The field is still young, but the direction is clear: combining fragmentation patterns with other molecular features will enable highly sensitive, tumor-agnostic, and clinically practical MRD tests. This convergence of biology, sequencing, and machine learning could transform how clinicians monitor patients, personalize therapies, and ultimately prevent cancer from returning.

Literature

  1. Snyder MW, Kircher M, Hill AJ, et al. Cell-free DNA Comprises an In Vivo Nucleosome Footprint that Informs Its Tissues-Of-Origin.
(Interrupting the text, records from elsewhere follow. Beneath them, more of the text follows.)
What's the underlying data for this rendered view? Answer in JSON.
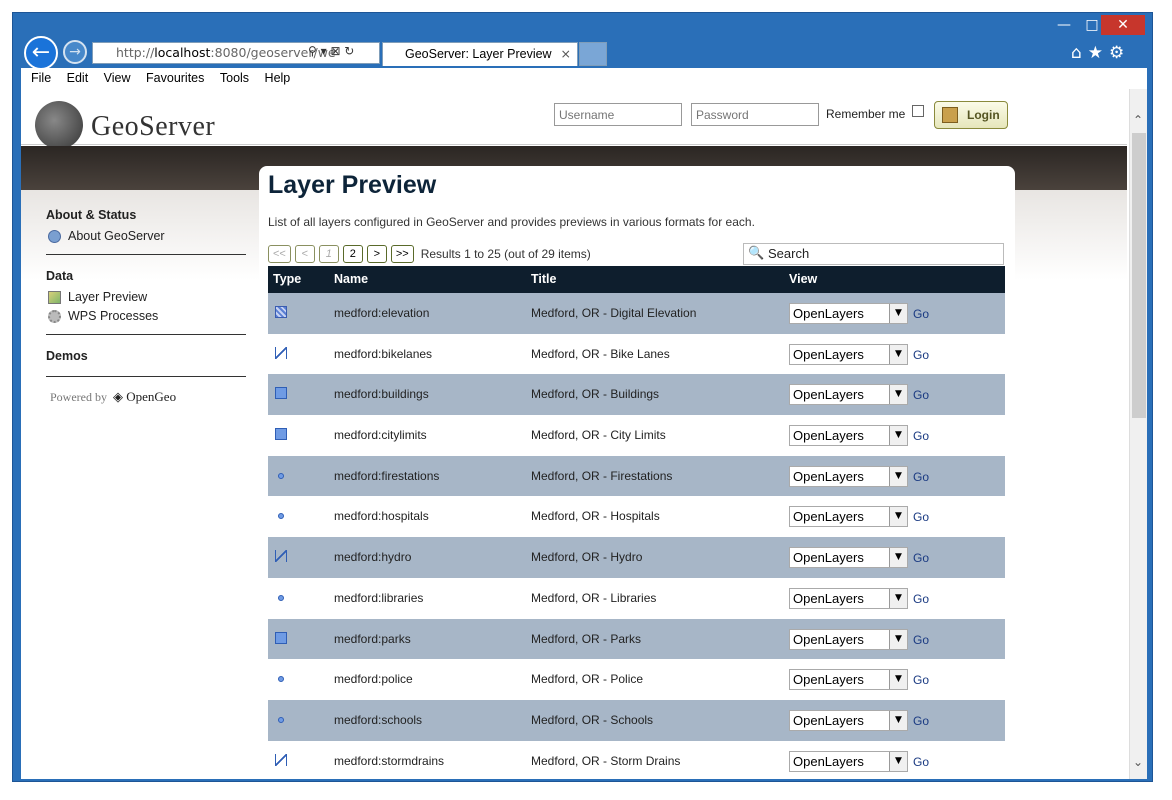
{
  "browser": {
    "url_prefix": "http://",
    "url_host": "localhost",
    "url_rest": ":8080/geoserver/we",
    "tab_title": "GeoServer: Layer Preview",
    "tab_close": "×",
    "win_min": "—",
    "win_max": "□",
    "win_close": "✕",
    "addr_icons": "⚲ ▾  ⊠ ↻",
    "tool_icons": "⌂★⚙",
    "icons": [
      "back-arrow-icon",
      "forward-arrow-icon",
      "search-icon",
      "compat-icon",
      "refresh-icon",
      "home-icon",
      "star-icon",
      "gear-icon"
    ]
  },
  "menu": [
    "File",
    "Edit",
    "View",
    "Favourites",
    "Tools",
    "Help"
  ],
  "header": {
    "logo": "GeoServer",
    "username_placeholder": "Username",
    "password_placeholder": "Password",
    "remember": "Remember me",
    "login": "Login"
  },
  "sidebar": {
    "sections": [
      {
        "title": "About & Status",
        "items": [
          "About GeoServer"
        ]
      },
      {
        "title": "Data",
        "items": [
          "Layer Preview",
          "WPS Processes"
        ]
      },
      {
        "title": "Demos",
        "items": []
      }
    ],
    "powered_by": "Powered by",
    "powered_brand": "OpenGeo"
  },
  "main": {
    "title": "Layer Preview",
    "description": "List of all layers configured in GeoServer and provides previews in various formats for each.",
    "pager": {
      "first": "<<",
      "prev": "<",
      "page1": "1",
      "page2": "2",
      "next": ">",
      "last": ">>",
      "results": "Results 1 to 25 (out of 29 items)"
    },
    "search": "Search",
    "columns": [
      "Type",
      "Name",
      "Title",
      "View"
    ],
    "rows": [
      {
        "type": "raster",
        "name": "medford:elevation",
        "title": "Medford, OR - Digital Elevation"
      },
      {
        "type": "line",
        "name": "medford:bikelanes",
        "title": "Medford, OR - Bike Lanes"
      },
      {
        "type": "polygon",
        "name": "medford:buildings",
        "title": "Medford, OR - Buildings"
      },
      {
        "type": "polygon",
        "name": "medford:citylimits",
        "title": "Medford, OR - City Limits"
      },
      {
        "type": "point",
        "name": "medford:firestations",
        "title": "Medford, OR - Firestations"
      },
      {
        "type": "point",
        "name": "medford:hospitals",
        "title": "Medford, OR - Hospitals"
      },
      {
        "type": "line",
        "name": "medford:hydro",
        "title": "Medford, OR - Hydro"
      },
      {
        "type": "point",
        "name": "medford:libraries",
        "title": "Medford, OR - Libraries"
      },
      {
        "type": "polygon",
        "name": "medford:parks",
        "title": "Medford, OR - Parks"
      },
      {
        "type": "point",
        "name": "medford:police",
        "title": "Medford, OR - Police"
      },
      {
        "type": "point",
        "name": "medford:schools",
        "title": "Medford, OR - Schools"
      },
      {
        "type": "line",
        "name": "medford:stormdrains",
        "title": "Medford, OR - Storm Drains"
      }
    ],
    "view_option": "OpenLayers",
    "go": "Go"
  },
  "colors": {
    "row_alt": "#a7b6c7",
    "header": "#0e1e2d",
    "title": "#0d2439",
    "link": "#1a3a82"
  }
}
Cell. 2016;164(1–2):57–68.
  2. Cristiano S, Leal A, Phallen J, et al. Genome-wide cell-free DNA fragmentation in patients with cancer. Nature. 2019;570(7761):385–389.
  3. Tie J, Wang Y, Tomasetti C, et al. Circulating tumor DNA analysis detects minimal residual disease and predicts recurrence in patients with stage II colon cancer. Sci Transl Med. 2016;8(346):346ra92.
  4. Abbosh C, Birkbak NJ, Wilson GA, et al. Phylogenetic ctDNA analysis depicts early-stage lung cancer evolution. Nature. 2017;545(7655):446–451.
  5. Tie J, Wang Y, Lo SN, et al. Circulating tumor DNA analysis guiding adjuvant therapy in stage II colon cancer: 5-year outcomes of the randomized DYNAMIC trial. Nat Med. 2025;31(5):1509–1518.
  6. Parikh AR, Van Seventer EE, Siravegna G, et al. Minimal Residual Disease Detection using a Plasma-only Circulating Tumor DNA Assay in Patients with Colorectal Cancer. Clin Cancer Res Off J Am Assoc Cancer Res. 2021;27(20):5586–5594.
  7. Chan HT, Nagayama S, Otaki M, et al. Tumor-informed or tumor-agnostic circulating tumor DNA as a biomarker for risk of recurrence in resected colorectal cancer patients. Front Oncol. 2022;12:1055968.
  8. Wang S, Xia Z, You J, et al. Enhanced Detection of Landmark Minimal Residual Disease in Lung Cancer Using Cell-free DNA Fragmentomics. Cancer Res Commun. 2023;3(5):933–942.
  9. Nguyen VTC, Nguyen TH, Doan NNT, et al. Multimodal analysis of methylomics and fragmentomics in plasma cell-free DNA for multi-cancer early detection and localization. Choi M, editor. eLife. 2023;12:RP89083.